Они вышли на проселок, сделали всего несколько шагов, как Еремея остановился, указал:
— Вон след от машины… Ну да, «жигуленок».
Лейтенант вздохнул: наверное, надеялся, что все же преступление произошло не в его районе.
— Мало ли, — сказал он хмуро.
Но едва он произнес это, как Виктор увидел сумку — синяя с белыми полосками сумка, он знал ее, Нина в последнее время приезжала с такой. Он побежал к этой сумке, но его остановил окрик Еремеи:
— Стой!
Капитан и лейтенант подошли быстро, но прежде чем двинуться к сумке, огляделись, и Еремея сказал:
— Вон там он ее выбросил… Вон… Видишь кровь?

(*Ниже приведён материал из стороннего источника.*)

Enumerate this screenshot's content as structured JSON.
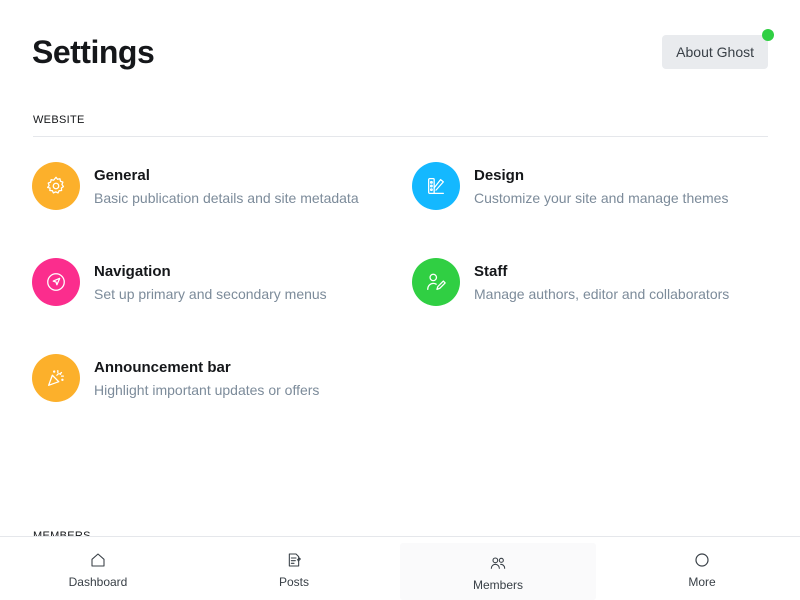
{
  "header": {
    "title": "Settings",
    "about_button": "About Ghost",
    "notification_color": "#30cf43"
  },
  "website_section": {
    "label": "WEBSITE",
    "items": [
      {
        "title": "General",
        "description": "Basic publication details and site metadata",
        "icon": "gear-icon",
        "color": "#fcb02b"
      },
      {
        "title": "Design",
        "description": "Customize your site and manage themes",
        "icon": "palette-icon",
        "color": "#14b8ff"
      },
      {
        "title": "Navigation",
        "description": "Set up primary and secondary menus",
        "icon": "compass-icon",
        "color": "#fb2d8d"
      },
      {
        "title": "Staff",
        "description": "Manage authors, editor and collaborators",
        "icon": "user-edit-icon",
        "color": "#30cf43"
      },
      {
        "title": "Announcement bar",
        "description": "Highlight important updates or offers",
        "icon": "party-popper-icon",
        "color": "#fcb02b"
      }
    ]
  },
  "members_section": {
    "label": "MEMBERS"
  },
  "bottom_nav": {
    "items": [
      {
        "label": "Dashboard",
        "icon": "house-icon"
      },
      {
        "label": "Posts",
        "icon": "posts-icon"
      },
      {
        "label": "Members",
        "icon": "members-icon",
        "active": true
      },
      {
        "label": "More",
        "icon": "more-icon"
      }
    ]
  }
}
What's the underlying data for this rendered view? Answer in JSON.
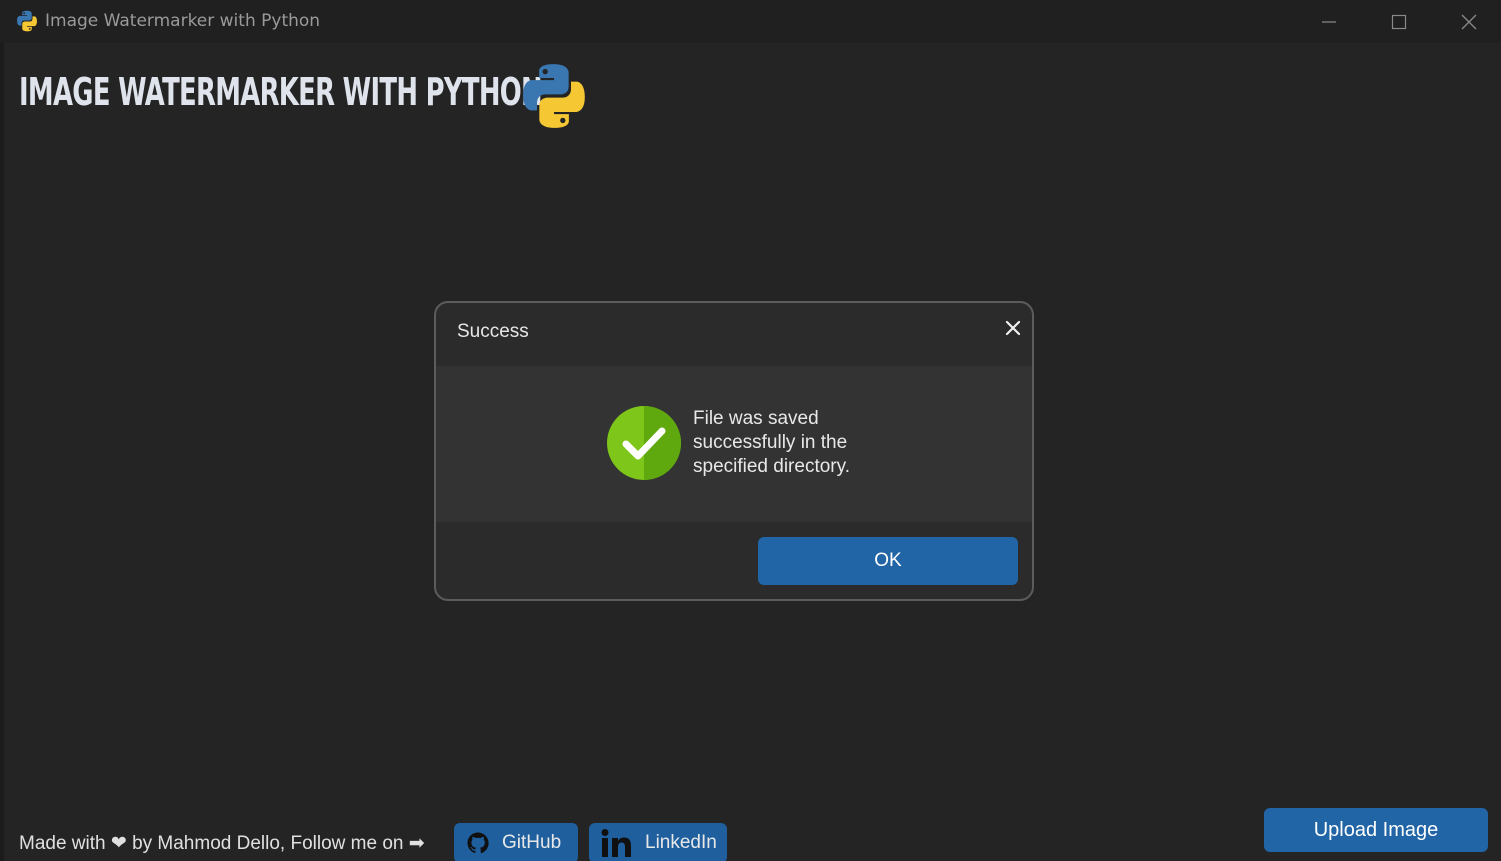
{
  "window": {
    "title": "Image Watermarker with Python",
    "icons": [
      "python-logo-icon",
      "minimize-icon",
      "maximize-icon",
      "close-icon"
    ]
  },
  "header": {
    "title": "IMAGE WATERMARKER WITH PYTHON",
    "logo_icon": "python-logo-icon"
  },
  "dialog": {
    "title": "Success",
    "message": "File was saved successfully in the specified directory.",
    "icon": "success-check-icon",
    "ok_label": "OK",
    "close_icon": "close-icon"
  },
  "footer": {
    "credit_text": "Made with ❤ by Mahmod Dello, Follow me on ➡",
    "github_label": "GitHub",
    "linkedin_label": "LinkedIn",
    "upload_label": "Upload Image"
  },
  "colors": {
    "background": "#242424",
    "titlebar": "#202020",
    "accent": "#2165a6",
    "success_green": "#7ec61a"
  }
}
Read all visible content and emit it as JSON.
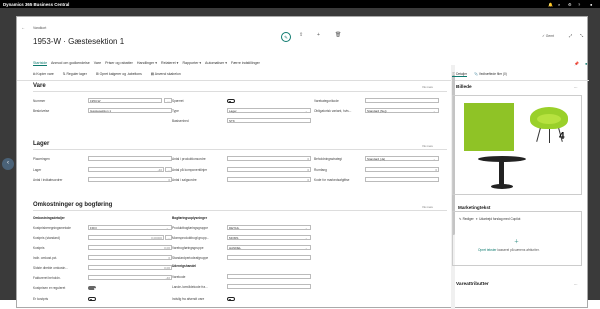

Фотоаппарат-то захватил?
— Захватил, — мрачно ответил лейтенант.
Глава вторая
1
Для Николая Евгеньевича было привычным вставать чуть свет, бежать под душ, холодные струи радовали. Завтракать он любил один, повелось такое издавна — пусть домашние понежатся в постели, — ему и нужно-то бутылку свежего кефира или баночку хорошей простокваши, творог, крепкий кофе, который он сам себе варил. Все это отнимало несколько минут, зато потом можно пройти к себе в кабинет, обдумать нечто важное, пока не начнется этот проклятый день с его круговертью, хотя вроде все запланировано заранее по минутам, но сейчас такое время — от одного телефонного звонка все может полететь к чертям. Вроде бы дни шли ни шатко, ни валко, вовсе не так, как в прошлом году, когда внезапно все забурлило, вспенилось, однако же к началу нынешнего года взметнувшийся было пожар активности угас, но неожиданностей хватало.
Прежде всего надо было разгадать: чем же все-таки вызван вчерашний приход Крылова?
Николай Евгеньевич в душе отличал себя от многих людей своего ранга тем, что искренне считал: делает свою работу так, как хочет.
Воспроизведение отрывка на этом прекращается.